Participants entered a brightly lit waiting room. Two men with name badges saying ‘THEY’, instructed them to sit and read the instructions on the screens. One at a time the participants were called forward to enter a maze constructed by a series of 9ft high curtains. They must first wash their hands with sanitizer and were given a clipboard with a questionnaire to fill in. Four tests were delivered by television authorities on wheeled hospital stands. The final test was an electric chair (made by artists Euan Ogilvie and Liam Fogerty). At the end of the maze, participants were instructed to put their questionnaires in the medical waste bin - their answers would never be read. 
EXAMINATION
Featuring Euan Ogilvie and Lorraine Hamiliton

UNIT Belfast 2013

 

A Scottish man dressed as a doctor in female clothing asked the viewer a series of True or False questions relating to shame, morality, disgust and secrecy.
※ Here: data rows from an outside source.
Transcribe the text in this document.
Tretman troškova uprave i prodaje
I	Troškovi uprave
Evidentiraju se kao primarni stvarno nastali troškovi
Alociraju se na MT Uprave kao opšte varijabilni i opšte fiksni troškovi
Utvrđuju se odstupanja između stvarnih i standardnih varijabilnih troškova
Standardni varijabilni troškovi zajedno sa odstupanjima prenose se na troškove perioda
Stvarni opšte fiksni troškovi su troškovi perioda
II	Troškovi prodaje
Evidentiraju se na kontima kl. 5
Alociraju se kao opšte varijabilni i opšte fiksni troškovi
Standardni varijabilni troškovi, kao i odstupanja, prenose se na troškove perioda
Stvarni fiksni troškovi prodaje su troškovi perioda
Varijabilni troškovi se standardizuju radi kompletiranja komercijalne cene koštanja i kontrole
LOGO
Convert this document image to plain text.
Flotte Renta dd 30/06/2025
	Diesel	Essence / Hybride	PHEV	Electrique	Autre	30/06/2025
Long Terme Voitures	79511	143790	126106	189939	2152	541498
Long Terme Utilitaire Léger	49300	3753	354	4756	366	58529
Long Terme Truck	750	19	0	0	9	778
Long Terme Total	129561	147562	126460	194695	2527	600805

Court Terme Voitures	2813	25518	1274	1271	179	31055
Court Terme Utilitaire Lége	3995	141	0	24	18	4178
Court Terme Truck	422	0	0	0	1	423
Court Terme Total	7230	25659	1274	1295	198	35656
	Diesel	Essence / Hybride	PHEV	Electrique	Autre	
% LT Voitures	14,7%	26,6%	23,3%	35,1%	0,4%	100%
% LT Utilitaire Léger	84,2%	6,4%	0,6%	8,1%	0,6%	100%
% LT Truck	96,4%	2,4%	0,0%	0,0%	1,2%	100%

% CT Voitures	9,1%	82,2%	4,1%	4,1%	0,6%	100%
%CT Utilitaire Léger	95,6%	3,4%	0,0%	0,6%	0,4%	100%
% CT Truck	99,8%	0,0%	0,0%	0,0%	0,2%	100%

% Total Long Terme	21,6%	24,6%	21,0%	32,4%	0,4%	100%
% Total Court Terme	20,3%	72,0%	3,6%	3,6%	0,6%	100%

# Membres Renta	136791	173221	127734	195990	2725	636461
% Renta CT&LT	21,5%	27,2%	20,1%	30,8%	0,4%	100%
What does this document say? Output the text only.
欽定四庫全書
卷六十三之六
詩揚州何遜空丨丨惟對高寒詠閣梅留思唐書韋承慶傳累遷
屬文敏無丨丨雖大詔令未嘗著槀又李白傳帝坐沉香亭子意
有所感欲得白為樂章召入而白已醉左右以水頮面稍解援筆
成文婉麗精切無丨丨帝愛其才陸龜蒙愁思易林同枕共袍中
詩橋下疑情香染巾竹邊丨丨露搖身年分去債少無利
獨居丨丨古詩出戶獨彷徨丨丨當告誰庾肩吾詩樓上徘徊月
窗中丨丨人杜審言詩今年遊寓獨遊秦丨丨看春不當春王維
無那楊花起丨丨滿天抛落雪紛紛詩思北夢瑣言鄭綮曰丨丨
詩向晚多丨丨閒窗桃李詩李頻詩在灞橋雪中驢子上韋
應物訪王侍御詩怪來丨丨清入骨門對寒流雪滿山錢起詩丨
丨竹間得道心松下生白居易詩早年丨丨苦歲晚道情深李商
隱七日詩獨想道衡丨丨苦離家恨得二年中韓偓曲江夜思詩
They have been taken from various psychopathological tests such as MMPI-2, which is still used by courts and employers to ascertain the mental state of an individual. The Doctor remained stern and cold throughout the questioning creating a tense and uncomfortable atmosphere. Six framed drawings were hung on the walls. They resembled the Rorschach inkblot tests, but due to the fleshy colouring and deliberate outlines they appear to represent female genitalia. 

SEMINAR 
(ATTENDANCE IS MANDATORY)
'The Fish That Never Swam' Barnes Building
Glasgow 2010
 

A hoax seminar in the lecture theatre at The Glasgow School of Art, advertised using forged posters with the university logo. Students entered the lecture theatre and signed in. They sat and watched a ‘television lecturer’ showing the Alain De Botton documentary ‘Status Anxiety’, watched over by a still image of eyes on the projection screen. Clear plastic sheep masks hung on the lecture theatre chairs. Students were given an 8-page handout. This contained drawings and diagrams as well as uncitied extracts from scientific texts, gossip magazines and advertisements.